Now a government backbencher, the former minister says that though some people might argue that Lawrence Gonzi had ‘rectified’ things some years after the case by appointing Dalli a consultant, questions still remain unanswered.
“I believe that there are relevant and impertinent questions,” insisted Mugliett. In a revealing interview last Sunday on MaltaToday, European Commissioner for Health and Consumer Affairs John Dalli claimed that a “climate of apartheid has crept into the party, where today’s leader feels he must have all singing the same tune, which is definitely wrong.” Dalli also reiterated his view that he had been a victim of an orchestrated ‘political assassination’ attempt.
“Any such comments need to be listened to and taken seriously,” Jesmond Mugliett said, though he had misgivings about the ‘apartheid comment’. “Personally I don’t know from where he drew this conclusion. It seems to me that he is no longer close to home. It’s been a long time since I last talked to him in person. “But on his personal case, yes, I believe that John Dalli is right,” declares the former Minister. “One of the most things that worries me about Dalli’s interview with MaltaToday is the part where he refers to Dutch firm Simed.”
On Sunday Dalli questioned how the Simed Directors, who had commissioned the fabricated report and presented it to the Prime Minister, have managed to ‘get away with murder’. “He is right in feeling that justice has not yet been done in his regard, after the fabrication of stories against him,” Mugliett added.
Pierre Portelli questions Dalli’s behaviour
However, others in the Nationalist Party disagree. Contacted by MaltaToday, Pierre Portelli, president of the Nationalist Administrative Council lashed out at Dalli’s statements. “I fully disagree with John Dalli’s comments regarding the state of the PN. And I firmly believe that he is not right in claiming that a climate of apartheid has crept into the party.”
One needs to listen and evaluate every comment, including John Dalli’s, but he is not right in his conclusions, Portelli insists. “We have always been an open party with different points of view and when a party official or Cabinet Minister is right, the others defend his position… like we did when VAT was introduced, for example.

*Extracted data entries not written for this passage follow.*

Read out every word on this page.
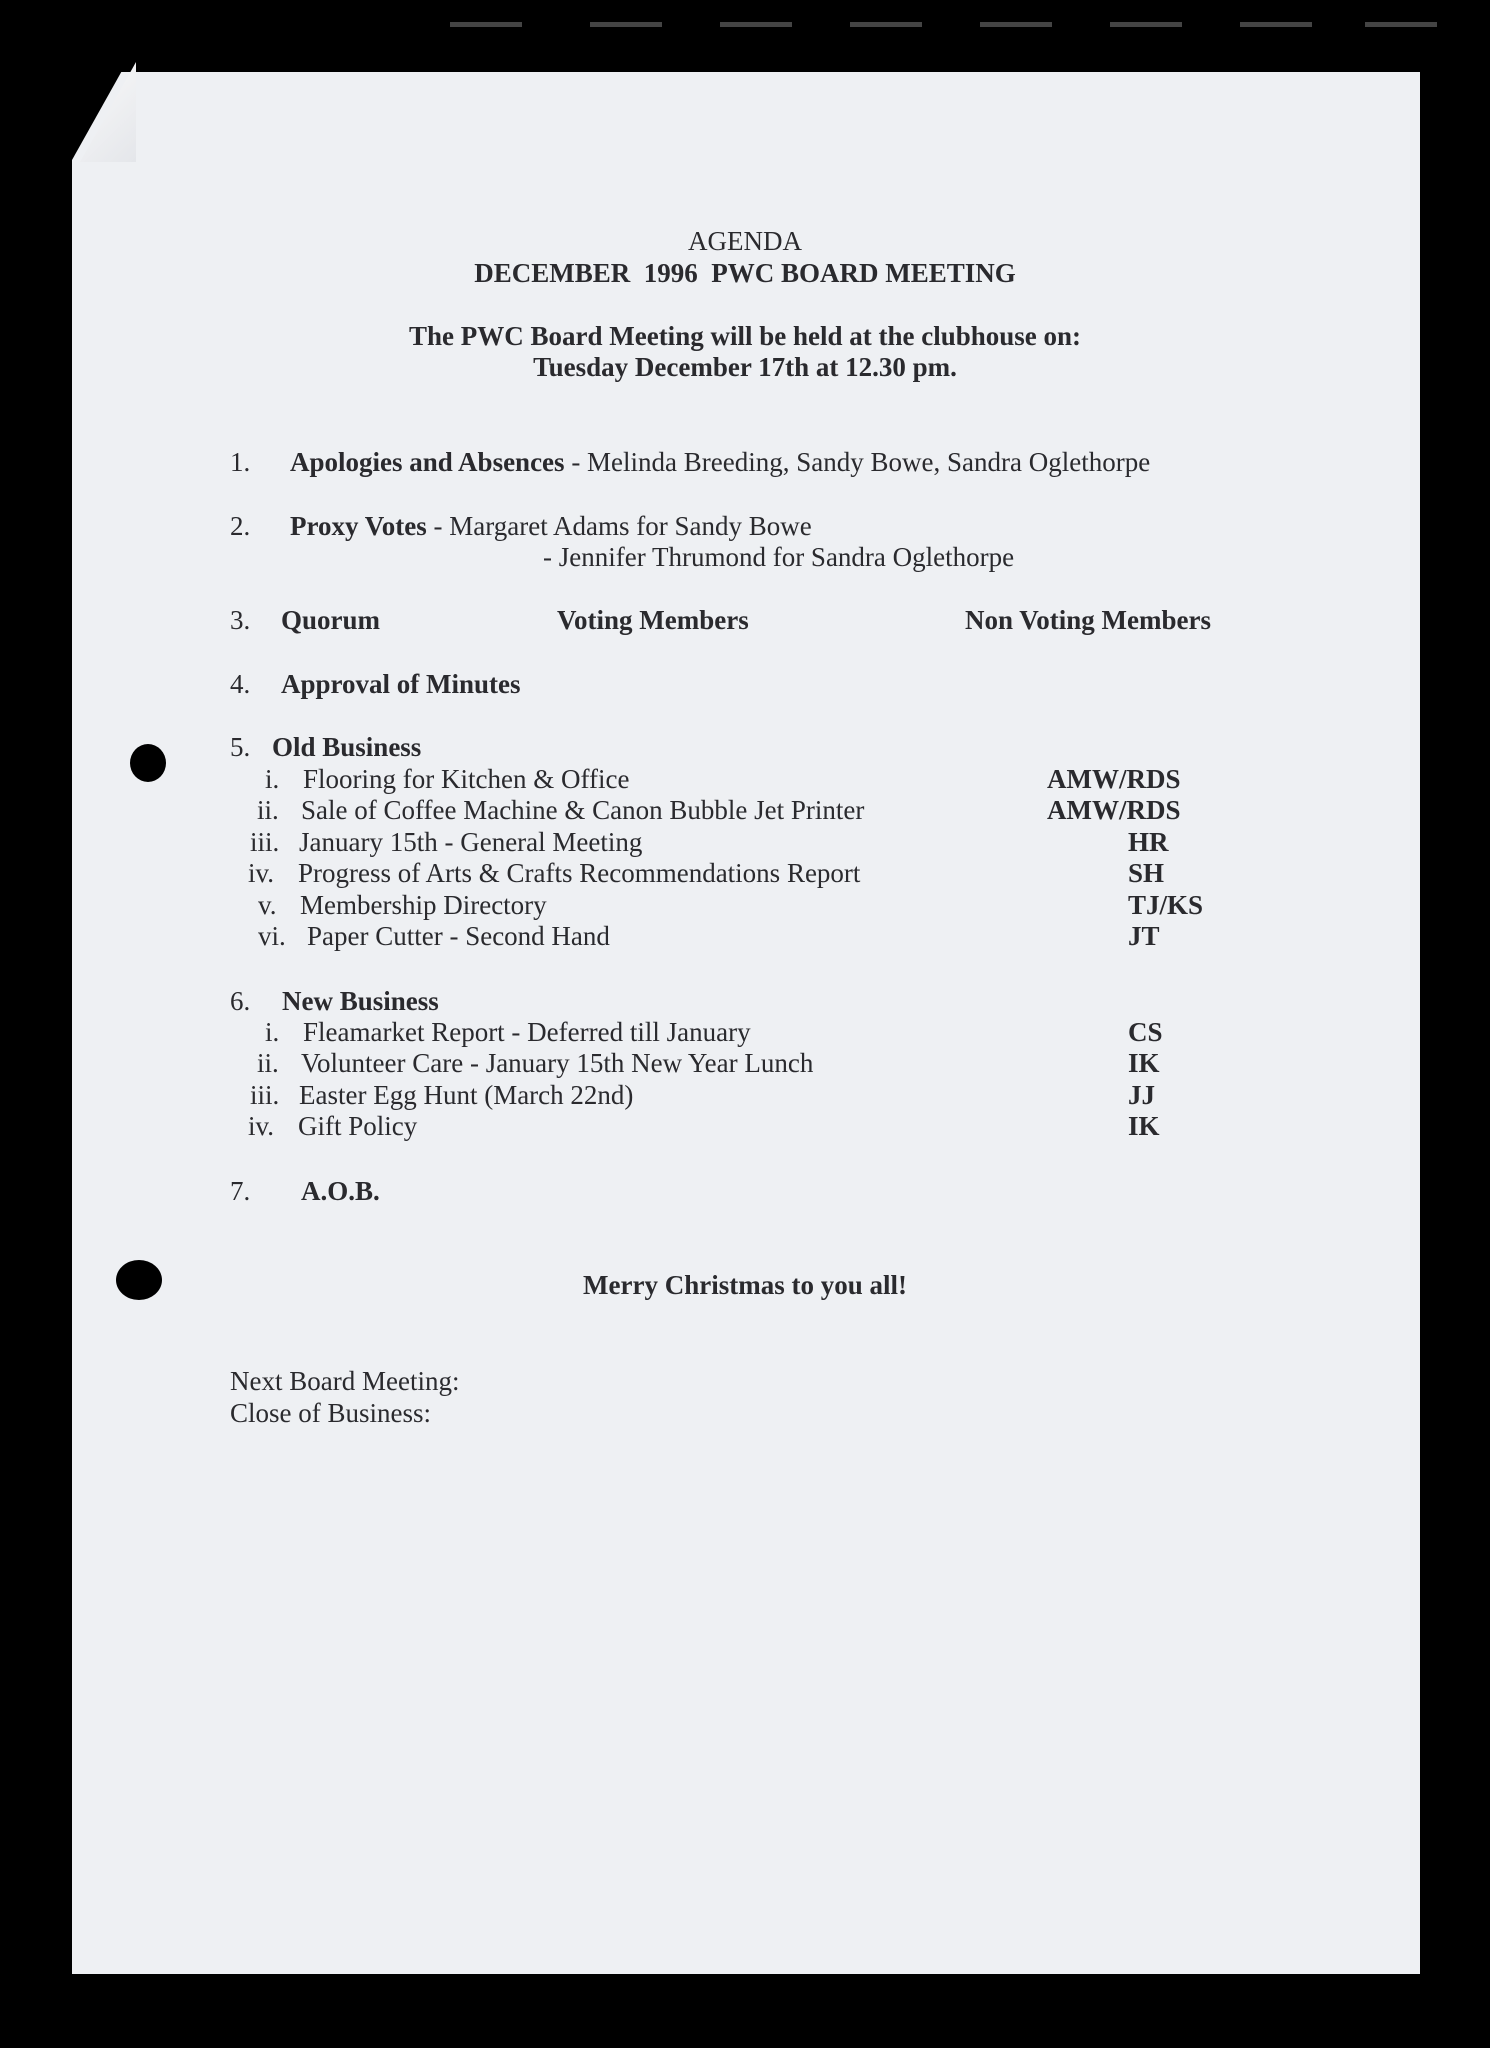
AGENDA
DECEMBER  1996  PWC BOARD MEETING
The PWC Board Meeting will be held at the clubhouse on:
Tuesday December 17th at 12.30 pm.
1. Apologies and Absences - Melinda Breeding, Sandy Bowe, Sandra Oglethorpe
2. Proxy Votes - Margaret Adams for Sandy Bowe
- Jennifer Thrumond for Sandra Oglethorpe
3. Quorum	Voting Members	Non Voting Members
4. Approval of Minutes
5. Old Business
i. Flooring for Kitchen & Office	AMW/RDS
ii. Sale of Coffee Machine & Canon Bubble Jet Printer	AMW/RDS
iii. January 15th - General Meeting	HR
iv. Progress of Arts & Crafts Recommendations Report	SH
v. Membership Directory	TJ/KS
vi. Paper Cutter - Second Hand	JT
6. New Business
i. Fleamarket Report - Deferred till January	CS
ii. Volunteer Care - January 15th New Year Lunch	IK
iii. Easter Egg Hunt (March 22nd)	JJ
iv. Gift Policy	IK
7. A.O.B.
Merry Christmas to you all!
Next Board Meeting:
Close of Business:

“I don’t agree with John Dalli’s comment. He is not right. Today I am more active in the party than he is. Dalli is now out of the political scene and definitely not as in touch as I am with the party core. Our party has been and still is open to internal discussions, proof of the matter is John Dalli himself.”
During the interview, John Dalli also talks about MP Jeffrey Pulliciono Orlando’s private members’ bill that proposes the introduction of divorce.
“I don’t think that it is the case. On the contrary, Jeffrey Pullicino Orlando must have felt really comfortable to come out the way he did. It is JPO’s character – he has always been like this. I remember his crusade against the cement factory during EFA’s administration – where he openly pushed forward a petition of 10,000 signatures. John Dalli formed part of that administration, didn’t he?” Pierre Portelli asks.
“I must admit that, on the contrary, I was shocked with John Dalli’s comments and not with JPO’s private members’ bill proposing the introduction of divorce,” he adds. “Everybody has his own style in politics. For example Commissioner Joe Borg never made such comments while holding office. Last week I personally saw Commissioner Dalli on the Granaries in Floriana during the PN’s celebrations, something Dr Borg never did.”
So is he suggesting John Dalli was wrong in being present at the party’s activities? “It was his choice, and he had every right in doing so. But yet again it all boils down to different characters,” Portelli said.